Why is it necessary to to use set.find(x) != set.end() while finding an element.

Question

I am wondering what is wrong when I use *(set.find(x)) == x instead of set.find(x)!=set.end(). It usually works but while attempting a question on Hackerrank (question : link). This code gives CA for all test cases :

int main() {
/* Enter your code here. Read input from STDIN. Print output to STDOUT */   

set<int>s;
int n,x,y;
cin >> n;
while(n--){
    cin >> y >> x;
    if(y==1)
        s.insert(x);
    else if(y==2)
        s.erase(x);
    else {
        set<int>::iterator it=s.find(x);
        if(it != s.end())
            cout << "Yes" <<endl;
        else cout << "No" <<endl;
    }
}
return 0;}

But this doesn't work for 2 test cases. The test case file is too big and it's no use trying to check that huge file. :-

 #include <cmath>
 #include <cstdio>
 #include <vector>
 #include <iostream>
 #include <set>
 #include <algorithm>
 using namespace std;


 int main() {
/* Enter your code here.

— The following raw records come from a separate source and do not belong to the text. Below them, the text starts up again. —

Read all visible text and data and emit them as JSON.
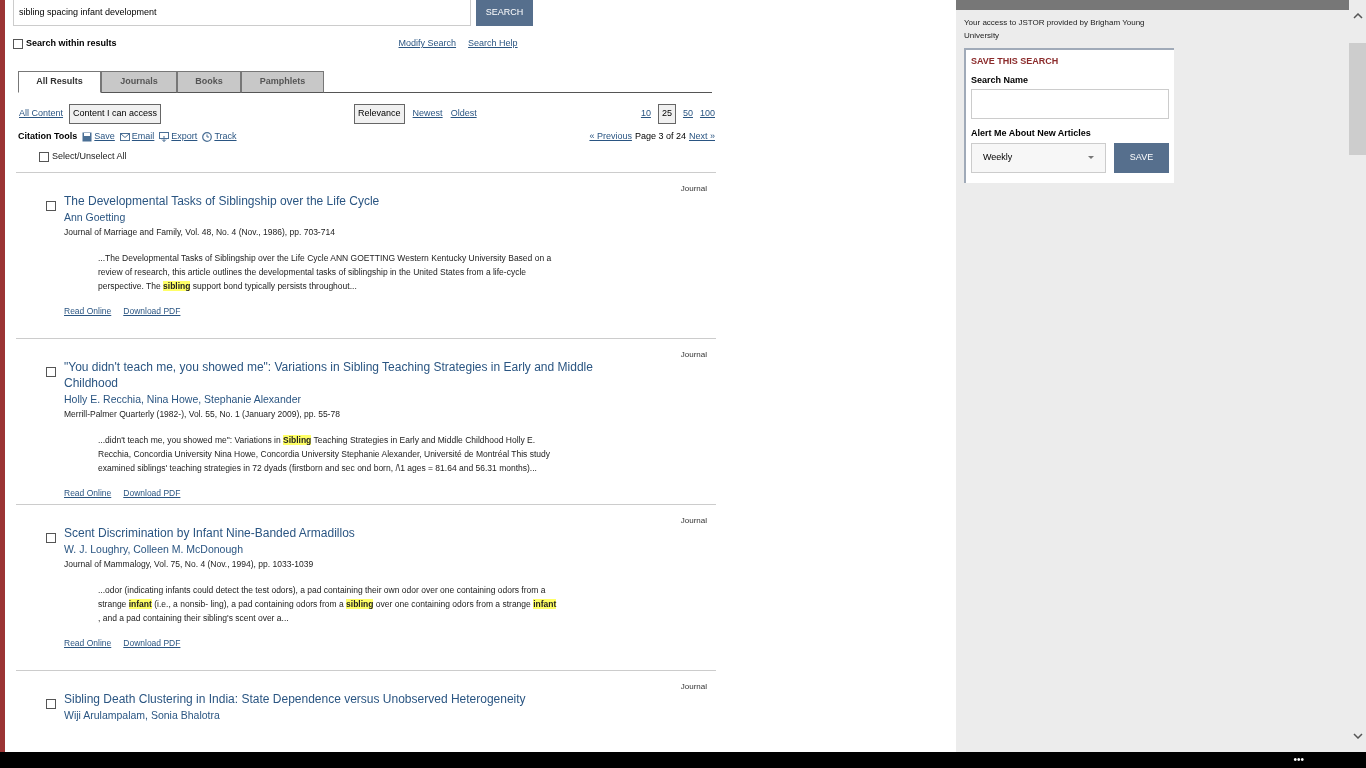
{
  "search": {
    "value": "sibling spacing infant development",
    "button": "SEARCH",
    "within": {
      "label": "Search within results",
      "checked": false
    },
    "links": [
      "Modify Search",
      "Search Help"
    ]
  },
  "tabs": [
    {
      "label": "All Results",
      "selected": true
    },
    {
      "label": "Journals",
      "selected": false
    },
    {
      "label": "Books",
      "selected": false
    },
    {
      "label": "Pamphlets",
      "selected": false
    }
  ],
  "content_filter": [
    {
      "label": "All Content",
      "selected": false
    },
    {
      "label": "Content I can access",
      "selected": true
    }
  ],
  "sort": [
    {
      "label": "Relevance",
      "selected": true
    },
    {
      "label": "Newest",
      "selected": false
    },
    {
      "label": "Oldest",
      "selected": false
    }
  ],
  "per_page": [
    {
      "label": "10",
      "selected": false
    },
    {
      "label": "25",
      "selected": true
    },
    {
      "label": "50",
      "selected": false
    },
    {
      "label": "100",
      "selected": false
    }
  ],
  "citation_tools": {
    "label": "Citation Tools",
    "items": [
      {
        "kind": "save",
        "label": "Save"
      },
      {
        "kind": "email",
        "label": "Email"
      },
      {
        "kind": "export",
        "label": "Export"
      },
      {
        "kind": "track",
        "label": "Track"
      }
    ]
  },
  "pagination": {
    "previous": "« Previous",
    "status": "Page 3 of 24",
    "next": "Next »"
  },
  "select_all": {
    "label": "Select/Unselect All",
    "checked": false
  },
  "results": [
    {
      "checked": false,
      "type": "Journal",
      "title": "The Developmental Tasks of Siblingship over the Life Cycle",
      "authors": "Ann Goetting",
      "citation": "Journal of Marriage and Family, Vol. 48, No. 4 (Nov., 1986), pp. 703-714",
      "snippet": "...The Developmental Tasks of Siblingship over the Life Cycle ANN GOETTING Western Kentucky University Based on a review of research, this article outlines the developmental tasks of siblingship in the United States from a life-cycle perspective. The **sibling** support bond typically persists throughout...",
      "links": [
        "Read Online",
        "Download PDF"
      ]
    },
    {
      "checked": false,
      "type": "Journal",
      "title": "\"You didn't teach me, you showed me\": Variations in Sibling Teaching Strategies in Early and Middle Childhood",
      "authors": "Holly E. Recchia, Nina Howe, Stephanie Alexander",
      "citation": "Merrill-Palmer Quarterly (1982-), Vol. 55, No. 1 (January 2009), pp. 55-78",
      "snippet": "...didn't teach me, you showed me\": Variations in **Sibling** Teaching Strategies in Early and Middle Childhood Holly E. Recchia, Concordia University Nina Howe, Concordia University Stephanie Alexander, Université de Montréal This study examined siblings' teaching strategies in 72 dyads (firstborn and sec ond born, /\\1 ages = 81.64 and 56.31 months)...",
      "links": [
        "Read Online",
        "Download PDF"
      ]
    },
    {
      "checked": false,
      "type": "Journal",
      "title": "Scent Discrimination by Infant Nine-Banded Armadillos",
      "authors": "W. J. Loughry, Colleen M. McDonough",
      "citation": "Journal of Mammalogy, Vol. 75, No. 4 (Nov., 1994), pp. 1033-1039",
      "snippet": "...odor (indicating infants could detect the test odors), a pad containing their own odor over one containing odors from a strange **infant** (i.e., a nonsib- ling), a pad containing odors from a **sibling** over one containing odors from a strange **infant** , and a pad containing their sibling's scent over a...",
      "links": [
        "Read Online",
        "Download PDF"
      ]
    },
    {
      "checked": false,
      "type": "Journal",
      "title": "Sibling Death Clustering in India: State Dependence versus Unobserved Heterogeneity",
      "authors": "Wiji Arulampalam, Sonia Bhalotra"
    }
  ],
  "sidebar": {
    "access_note": "Your access to JSTOR provided by Brigham Young University",
    "save_search": {
      "heading": "SAVE THIS SEARCH",
      "name_label": "Search Name",
      "alert_label": "Alert Me About New Articles",
      "frequency": "Weekly",
      "button": "SAVE"
    }
  },
  "taskbar": {
    "more": "•••"
  }
}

Read input from STDIN. Print output to STDOUT */

set<int>s;
int n,x,y;
cin >> n;
while(n--){
    cin >> y >> x;
    if(y==1)
        s.insert(x);
    else if(y==2)
        s.erase(x);
    else {
        set<int>::iterator it=s.find(x);
        if(*it==x)
            cout << "Yes" <<endl;
        else cout << "No" <<endl;
    }
}
return 0;
}

Answer 1

Because if find returns the end iterator and you dereference it you are triggering undefined behavior, which means that your program may do whatever - happen to work, work incorrectly, plain crash. This is a general rule of all C++ containers - the end iterator is just a placeholder for a "one past last" element, used as an end condition for loops or to signal that an element does not exist; you aren't meant to dereference it.

If you want a more compact way to check if an element is present, just use set.count(x).